For those of us who think longer term, it would be nice to think that these disturbing findings were merely a reflection of the wider mania that was the investment landscape in 1999. However, our simple analysis of consensus analyst current recommendations and their characteristics, reveals something deeper behind the analysts' behaviour. In the US, the stocks most favoured by analysts tend to be expensive in terms of PE, price to sales, and price to cash flows (PCF). They tend to have very low dividend yields, and very high expected growth rates. They also have high price momentum over the last 12 months.and further ...

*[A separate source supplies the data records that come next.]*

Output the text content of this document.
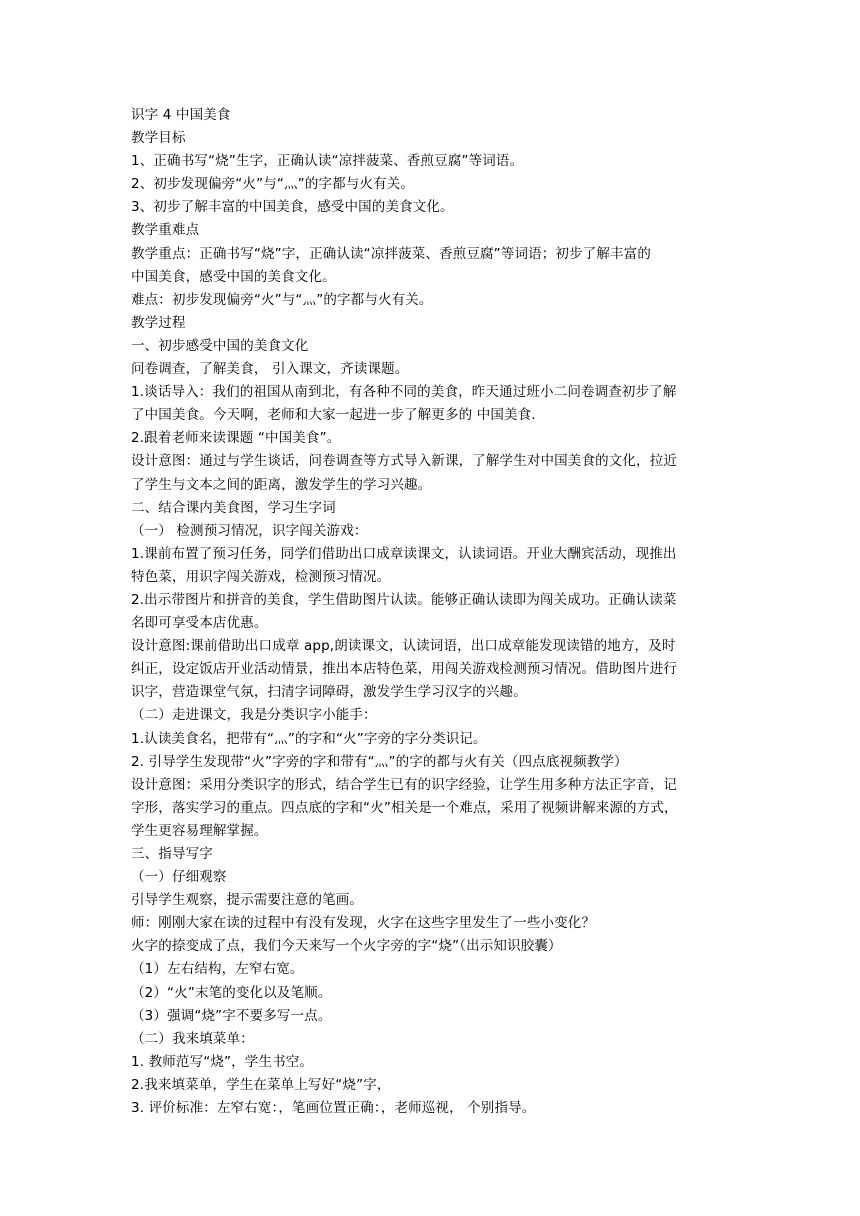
识字 4 中国美食
教学目标
1、正确书写“烧”生字，正确认读“凉拌菠菜、香煎豆腐”等词语。
2、初步发现偏旁“火”与“灬”的字都与火有关。
3、初步了解丰富的中国美食，感受中国的美食文化。
教学重难点
教学重点：正确书写“烧”字，正确认读“凉拌菠菜、香煎豆腐”等词语；初步了解丰富的
中国美食，感受中国的美食文化。
难点：初步发现偏旁“火”与“灬”的字都与火有关。
教学过程
一、初步感受中国的美食文化
问卷调查，了解美食， 引入课文，齐读课题。
1.谈话导入：我们的祖国从南到北，有各种不同的美食，昨天通过班小二问卷调查初步了解
了中国美食。今天啊，老师和大家一起进一步了解更多的 中国美食.
2.跟着老师来读课题 “中国美食”。
设计意图：通过与学生谈话，问卷调查等方式导入新课，了解学生对中国美食的文化，拉近
了学生与文本之间的距离，激发学生的学习兴趣。
二、结合课内美食图，学习生字词
（一） 检测预习情况，识字闯关游戏：
1.课前布置了预习任务，同学们借助出口成章读课文，认读词语。开业大酬宾活动，现推出
特色菜，用识字闯关游戏，检测预习情况。
2.出示带图片和拼音的美食，学生借助图片认读。能够正确认读即为闯关成功。正确认读菜
名即可享受本店优惠。
设计意图:课前借助出口成章 app,朗读课文，认读词语，出口成章能发现读错的地方，及时
纠正，设定饭店开业活动情景，推出本店特色菜，用闯关游戏检测预习情况。借助图片进行
识字，营造课堂气氛，扫清字词障碍，激发学生学习汉字的兴趣。
（二）走进课文，我是分类识字小能手：
1.认读美食名，把带有“灬”的字和“火”字旁的字分类识记。
2. 引导学生发现带“火”字旁的字和带有“灬”的字的都与火有关（四点底视频教学）
设计意图：采用分类识字的形式，结合学生已有的识字经验，让学生用多种方法正字音，记
字形，落实学习的重点。四点底的字和“火”相关是一个难点，采用了视频讲解来源的方式，
学生更容易理解掌握。
三、指导写字
（一）仔细观察
引导学生观察，提示需要注意的笔画。
师：刚刚大家在读的过程中有没有发现，火字在这些字里发生了一些小变化？
火字的捺变成了点，我们今天来写一个火字旁的字“烧”（出示知识胶囊）
（1）左右结构，左窄右宽。
（2）“火”末笔的变化以及笔顺。
（3）强调“烧”字不要多写一点。
（二）我来填菜单：
1. 教师范写“烧”，学生书空。
2.我来填菜单，学生在菜单上写好“烧”字，
3. 评价标准：左窄右宽：，笔画位置正确：，老师巡视， 个别指导。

Price momentum appears to be one of the strongest inputs into the analysts' recommendation structure. This tells us something about analysts' time horizons. Price momentum effects are generally found up to around the 12-18 month mark. Beyond that you tend to observe reversals. That is to say, at time horizons beyond 12 months, past losers start to outperform past winners (by 8% in year two on average between 1980-2005).Noting the poor record of stock selection, a sample reading of current blog comments includes the Nyquist Capitals' blog that recently highlighted one analysts "hold" recommendation of Intel through a recent price rise, his subsequent "buy" recommendation near the price peak and subsequent decline, and then his current revised "hold" recommendation as the price has fallen again.
Peridot Capitals' blog lambasted another analyst for his timing in ditching his Sherwin Williams "buy" recommendation during its recent lawsuit troubles, right at the nadir of its two day plummet. Within days, it subsequently gained about 20% over that intraday low. Peridots summary comment was ... " ... analyst stock picks won't make you any more money than a monkey will throwing darts at the Wall Street Journal stock tables." OUCH!
The Stalwarts blog takes offense at a pointed rebuttal by Michael Eisenberg of Benchmark Capital, wherein Mr. Eisenberg accuses the blogosphere of "drinking its own kool-aid".
Jab, counter-jab. Round two forthcoming, I'm sure.